On Wednesday, peer-to-peer lending platform, Crowdstacker, released data that suggested government reforms how British consumers should save and invest.
Crowdstacker offers P2P investment opportunities backed by British businesses that are said to have a good track record or are able to offer security. Crowdstacker assures that each eligible P2P investments have been scrutinised with a high level of due diligence. They believe this is an advantage over competitors within the P2P market as some other providers may only undertake automated credit analysis.
The company reports that top line data suggests the average Brit was already missing out on up to £1000 a year, even before April’s changes came into force, by simply not actively managing their money.
Karteek Patel, CEO of Crowdstacker, stated:
“The hat trick of Government changes which came into force on 6th April 2016 could mean that people need to re-order the relative priority of different savings and investment vehicles.
“The trouble is we can see from our research that people are apathetic about changing their savings and investment habits. For example 1 in 5 have never changed bank, and twice as many have never sought a better pension by changing provider. In fact we’re just not good at active money management with the average Brit only making financial changes once every five years.
“The PSA looks simple at first glance, but we think there is a strong argument to say this should potentially take priority over more popular savings and investment routes favoured by British adults.”

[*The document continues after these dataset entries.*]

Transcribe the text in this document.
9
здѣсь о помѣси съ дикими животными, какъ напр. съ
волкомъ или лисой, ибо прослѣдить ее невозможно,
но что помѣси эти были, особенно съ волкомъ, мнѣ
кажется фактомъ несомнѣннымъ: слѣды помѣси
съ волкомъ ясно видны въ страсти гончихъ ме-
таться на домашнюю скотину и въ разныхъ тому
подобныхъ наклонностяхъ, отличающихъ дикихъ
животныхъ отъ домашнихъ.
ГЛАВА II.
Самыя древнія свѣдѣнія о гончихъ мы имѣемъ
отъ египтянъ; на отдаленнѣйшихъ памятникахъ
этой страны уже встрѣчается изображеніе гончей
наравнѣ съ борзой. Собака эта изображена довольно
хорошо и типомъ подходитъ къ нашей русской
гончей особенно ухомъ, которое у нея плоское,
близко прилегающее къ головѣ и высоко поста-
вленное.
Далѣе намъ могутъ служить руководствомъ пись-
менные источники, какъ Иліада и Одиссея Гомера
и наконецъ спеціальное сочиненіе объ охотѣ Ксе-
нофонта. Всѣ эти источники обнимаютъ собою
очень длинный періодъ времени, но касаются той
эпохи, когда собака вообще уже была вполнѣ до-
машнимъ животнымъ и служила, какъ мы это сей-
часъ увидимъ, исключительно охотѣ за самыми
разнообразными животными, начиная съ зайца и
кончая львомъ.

The company also revealed that the PSA allows basic rate taxpayers with money in investments such as savings accounts, unit trusts or P2P loans, to earn up to £1000 interest tax free each year. For a higher rate taxpayer, they can receive up to £500 interest without handing a penny over to the taxman. Government figures suggest that 95% of savers will benefit from this change. Secondly, the £1 million lifetime pension allowance, which came into force in April, means that people could easily breach the limit and fall foul of the 55 per cent tax rate when the time comes to draw it down. And lastly, the Innovative Finance ISA enables investors to wrap their peer to peer investments, up to an annual value of £15,240, in a tax-free ISA wrapper.
Patel went on to add:
“What we’re experiencing with these seemingly subtle alterations to taxation on savings, actually cumulatively adds up to pretty fundamental changes meaning people should be taking some time over the next few weeks to re-evaluate where they put their money and in what order and ratios they allocate it.
“Savers and investors utilising these options, to date, have probably been tax efficient and maximised their returns. But now these reforms have come into force, that could all change. The shake-up means people really ought to revisit their savings and investments to check that they are not missing out on value elsewhere.
“There’s been a lot of coverage about the new innovative finance ISA, and obviously this is great for our industry. The Personal Savings Allowance is being talked about more. And the media is full of advice about the pensions changes. But, we would encourage people to take a holistic view about how these changes affect their personal circumstances as a whole.”